Si les banques doivent prendre l’initiative, en plus de tirer parti de l’open banking et de l’analyse des données, il y a d’autres considérations à prendre en compte, notamment :
- Inclusion. Les super-apps offrent toute une série de services ; elles doivent fonctionner pour toute une série de personas et de données démographiques.
- Responsabilité sociale. Les gens sont plus sensibles à l’environnement et s’intéressent au fonctionnement de leurs applis et au respect des meilleures pratiques en matière de durabilité.
- Confidentialité des données. Les consommateurs sont de plus en plus sensibles aux atteintes à la vie privée (en particulier en Occident), de sorte qu’une sécurité robuste et une collecte de données sûre sont essentielles.
Quelle que soit la voie choisie par les banques – devenir une super-app, collaborer avec une appli existante ou rester indépendantes – elles ont besoin d’une stratégie claire.
Délai de décision pour les banques occidentales
Plateformes unifiées pour de multiples tâches, les super-apps sont pratiques et faciles à utiliser. Parce qu’elles traversent différentes industries, les super-apps ont un accès large et exclusif aux données des utilisateurs. Et à mesure que l’open banking s’impose, les banques ont l’occasion de se lancer dans la course aux super-apps.
Les super-apps font déjà partie de la conversation des banques : selon une étude d’Accenture, la mention des super-apps dans les rapports annuels a été multipliée par plus de six entre 2019 et 2021. Et, comme nous l’avons déjà vu, elles ont certainement décollé dans certaines régions d’Asie.

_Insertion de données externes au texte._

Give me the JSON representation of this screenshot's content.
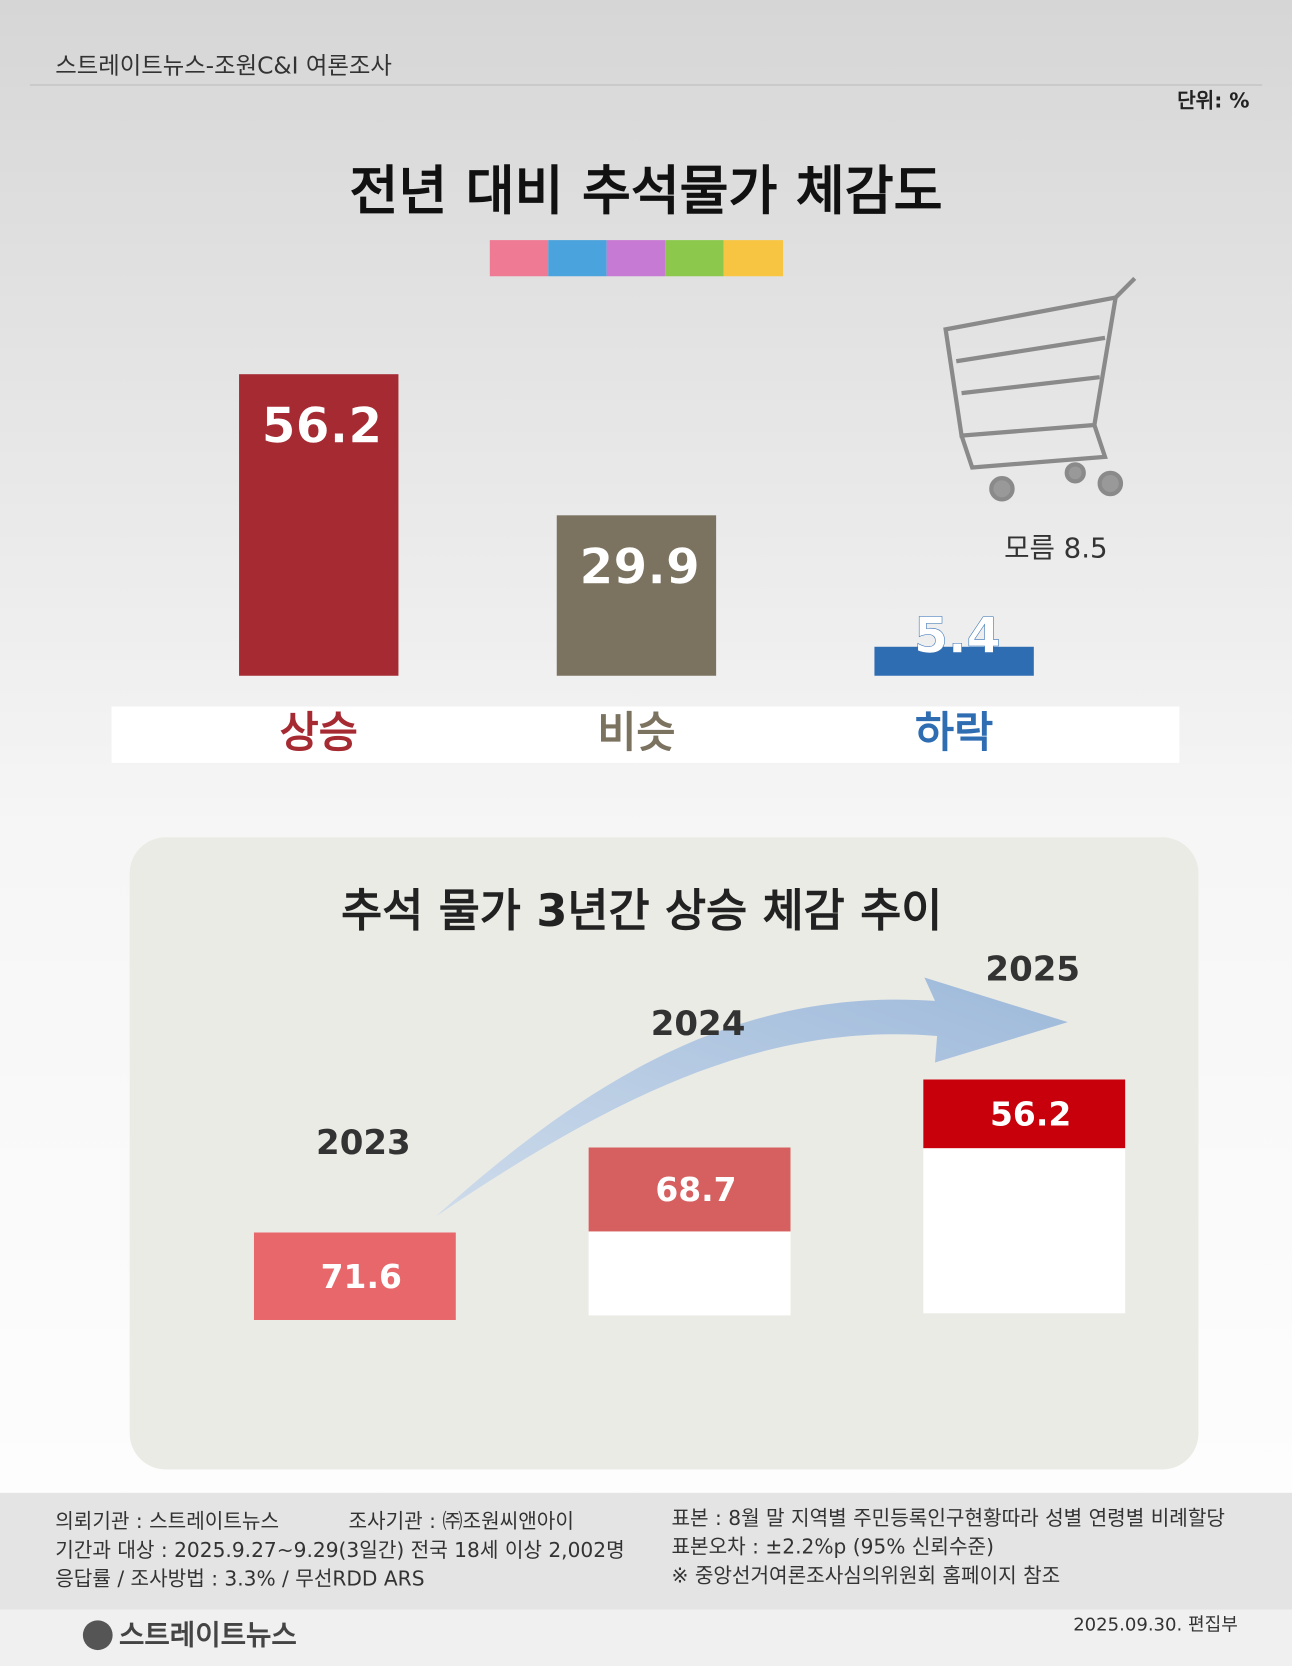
{
  "header": {
    "source": "스트레이트뉴스-조원C&I 여론조사",
    "unit": "단위: %"
  },
  "chart_data": [
    {
      "type": "bar",
      "title": "전년 대비 추석물가 체감도",
      "categories": [
        "상승",
        "비슷",
        "하락"
      ],
      "values": [
        56.2,
        29.9,
        5.4
      ],
      "colors": [
        "#a52a32",
        "#7b7260",
        "#2f6db3"
      ],
      "annotation": {
        "label": "모름",
        "value": 8.5
      }
    },
    {
      "type": "bar",
      "title": "추석 물가 3년간 상승 체감 추이",
      "categories": [
        "2023",
        "2024",
        "2025"
      ],
      "values": [
        71.6,
        68.7,
        56.2
      ],
      "colors": [
        "#e8676b",
        "#d6605f",
        "#c8000b"
      ]
    }
  ],
  "footer": {
    "left": [
      "의뢰기관 : 스트레이트뉴스",
      "기간과 대상 : 2025.9.27~9.29(3일간)   전국 18세 이상  2,002명",
      "응답률 / 조사방법 : 3.3% / 무선RDD ARS"
    ],
    "agency": "조사기관 : ㈜조원씨앤아이",
    "right": [
      "표본 : 8월 말 지역별 주민등록인구현황따라 성별 연령별 비례할당",
      "표본오차 : ±2.2%p (95% 신뢰수준)",
      "※ 중앙선거여론조사심의위원회 홈페이지 참조"
    ],
    "logo": "스트레이트뉴스",
    "date": "2025.09.30. 편집부"
  }
}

Pour les banques occidentales, il est essentiel de réfléchir à la manière exacte d’intégrer les super-apps dans leurs stratégies à court, moyen et long terme. En particulier le type de rôle qu’elles choisissent de jouer, qu’il s’agisse d’un acteur du front office, d’un facilitateur de back office ou d’un élément de l’infrastructure réglementée.
Les réponses à toutes ces questions détermineront où les banques investiront et comment le paysage des super-apps évoluera.